The Rpi Foundation already worked together with Microsoft on Windows IoT Core, and Tte Raspbian distribution includes many different packages from many different authors, some commercial, even though some of them may not be used by everyone.

So I think it's fairly clear they do not share your extreme views on Microsoft, and on not installing any software that is not needed by every user. You picked the wrong distro.


You're mad because your Raspberry Pi offers you the possibility to install a piece of software you have no interest in? Microsoft can't track you if you just simply... don't install vscode. It's that simple.


> Microsoft can't track you if you just simply... don't install vscode.

Not really true. As the GP wrote:

> It pings MS every time an update occurs

is exactly true. You will ping Microsoft every single time you run 'apt update', even if you have nothing installed from this repo.

Ideally, the repo should be disabled by default.


The same goes for every repo by that definition.
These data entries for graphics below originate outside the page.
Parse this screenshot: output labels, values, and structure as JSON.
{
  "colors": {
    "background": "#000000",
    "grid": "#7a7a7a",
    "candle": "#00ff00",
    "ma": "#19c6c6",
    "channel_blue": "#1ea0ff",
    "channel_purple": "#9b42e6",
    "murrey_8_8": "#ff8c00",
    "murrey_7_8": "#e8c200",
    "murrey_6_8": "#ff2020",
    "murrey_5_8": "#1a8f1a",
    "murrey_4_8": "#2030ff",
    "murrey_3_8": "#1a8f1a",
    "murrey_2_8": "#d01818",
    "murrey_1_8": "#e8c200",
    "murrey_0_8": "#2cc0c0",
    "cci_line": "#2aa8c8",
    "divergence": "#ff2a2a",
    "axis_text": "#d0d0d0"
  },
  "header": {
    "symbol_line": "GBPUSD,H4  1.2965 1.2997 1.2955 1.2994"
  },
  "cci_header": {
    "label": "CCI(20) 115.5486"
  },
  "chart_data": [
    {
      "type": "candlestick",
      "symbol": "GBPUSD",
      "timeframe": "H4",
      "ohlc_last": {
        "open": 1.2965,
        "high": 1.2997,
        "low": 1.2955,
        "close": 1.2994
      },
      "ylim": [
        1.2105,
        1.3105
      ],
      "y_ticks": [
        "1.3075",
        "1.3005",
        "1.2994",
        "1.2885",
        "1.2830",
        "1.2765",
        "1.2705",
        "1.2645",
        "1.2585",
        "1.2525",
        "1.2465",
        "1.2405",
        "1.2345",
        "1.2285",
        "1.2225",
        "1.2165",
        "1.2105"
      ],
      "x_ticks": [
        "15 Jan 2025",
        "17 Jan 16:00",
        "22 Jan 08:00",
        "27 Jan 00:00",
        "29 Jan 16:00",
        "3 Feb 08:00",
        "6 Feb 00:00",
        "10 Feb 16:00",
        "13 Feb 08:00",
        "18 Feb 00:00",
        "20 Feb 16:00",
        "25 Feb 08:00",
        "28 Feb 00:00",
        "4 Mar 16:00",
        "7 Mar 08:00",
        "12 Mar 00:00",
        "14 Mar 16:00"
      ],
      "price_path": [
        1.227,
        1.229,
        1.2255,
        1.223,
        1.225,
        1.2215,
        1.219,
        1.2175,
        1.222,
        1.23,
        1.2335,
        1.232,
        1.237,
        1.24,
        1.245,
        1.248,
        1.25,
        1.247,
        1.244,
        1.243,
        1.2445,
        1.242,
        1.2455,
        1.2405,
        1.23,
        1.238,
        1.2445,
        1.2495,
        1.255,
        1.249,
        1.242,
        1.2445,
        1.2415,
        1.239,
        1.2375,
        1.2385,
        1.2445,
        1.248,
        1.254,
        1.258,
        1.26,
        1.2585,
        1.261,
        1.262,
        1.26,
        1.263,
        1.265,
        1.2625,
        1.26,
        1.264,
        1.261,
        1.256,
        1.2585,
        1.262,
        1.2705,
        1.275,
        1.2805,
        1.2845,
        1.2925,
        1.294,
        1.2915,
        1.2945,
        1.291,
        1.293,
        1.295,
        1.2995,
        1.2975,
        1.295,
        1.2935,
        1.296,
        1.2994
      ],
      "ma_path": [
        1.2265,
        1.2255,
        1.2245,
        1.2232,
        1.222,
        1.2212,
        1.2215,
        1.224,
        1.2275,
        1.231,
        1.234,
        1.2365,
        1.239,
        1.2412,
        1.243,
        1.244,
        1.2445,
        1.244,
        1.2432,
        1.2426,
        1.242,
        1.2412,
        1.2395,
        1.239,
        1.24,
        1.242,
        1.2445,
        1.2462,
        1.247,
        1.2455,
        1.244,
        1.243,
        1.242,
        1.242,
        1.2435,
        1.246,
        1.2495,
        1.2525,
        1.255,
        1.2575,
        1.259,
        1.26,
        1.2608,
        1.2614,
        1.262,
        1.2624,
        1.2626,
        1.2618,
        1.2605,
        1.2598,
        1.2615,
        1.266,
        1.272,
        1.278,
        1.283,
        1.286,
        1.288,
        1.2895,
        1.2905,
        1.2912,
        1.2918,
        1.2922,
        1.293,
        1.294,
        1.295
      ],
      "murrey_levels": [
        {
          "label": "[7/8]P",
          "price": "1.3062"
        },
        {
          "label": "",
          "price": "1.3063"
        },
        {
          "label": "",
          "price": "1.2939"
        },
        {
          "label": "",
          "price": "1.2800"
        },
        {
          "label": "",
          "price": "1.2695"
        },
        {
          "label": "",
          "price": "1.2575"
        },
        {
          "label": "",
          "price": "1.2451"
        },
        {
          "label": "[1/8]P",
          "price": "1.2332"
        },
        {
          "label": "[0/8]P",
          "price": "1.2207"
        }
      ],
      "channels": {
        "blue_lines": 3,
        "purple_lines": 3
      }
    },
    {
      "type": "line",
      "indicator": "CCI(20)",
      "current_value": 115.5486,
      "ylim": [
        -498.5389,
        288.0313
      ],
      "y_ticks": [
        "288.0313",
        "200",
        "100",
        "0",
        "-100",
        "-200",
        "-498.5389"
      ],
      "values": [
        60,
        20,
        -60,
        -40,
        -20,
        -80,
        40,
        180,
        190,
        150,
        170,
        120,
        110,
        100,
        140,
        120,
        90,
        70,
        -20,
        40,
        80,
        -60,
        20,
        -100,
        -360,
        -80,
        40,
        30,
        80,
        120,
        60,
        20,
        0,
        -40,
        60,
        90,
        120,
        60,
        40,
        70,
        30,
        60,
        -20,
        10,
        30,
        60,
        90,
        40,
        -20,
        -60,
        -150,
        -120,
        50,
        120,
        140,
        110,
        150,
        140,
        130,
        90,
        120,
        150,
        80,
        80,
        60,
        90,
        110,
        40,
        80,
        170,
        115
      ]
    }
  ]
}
The only solution is to download tarballs and compile everything yourself.


The difference is that you usually add the specific repos only when you need them. This one is configured and enabled out of the box, by default, for everyone.

I wonder... why so many people on this topic miss the nuances and suggest going into extremes?


ah yes every repo is tracking you. -_-


well, because enabling a repo only when you need it is sooo difficult -_-


I have been using linux(slackware) since the late 90's. You are the first person I have ever seen even suggest that as an idea.


Really? Slackware came with proprietary repos enabled by default? (I don't remember; I had slackware on floppies).

Even Ubuntu didn't do that; their partners repo is off by default, if you want it, you can enable it. Fedora has similar mechanism, where it asks you when you first time run the Gnome Software.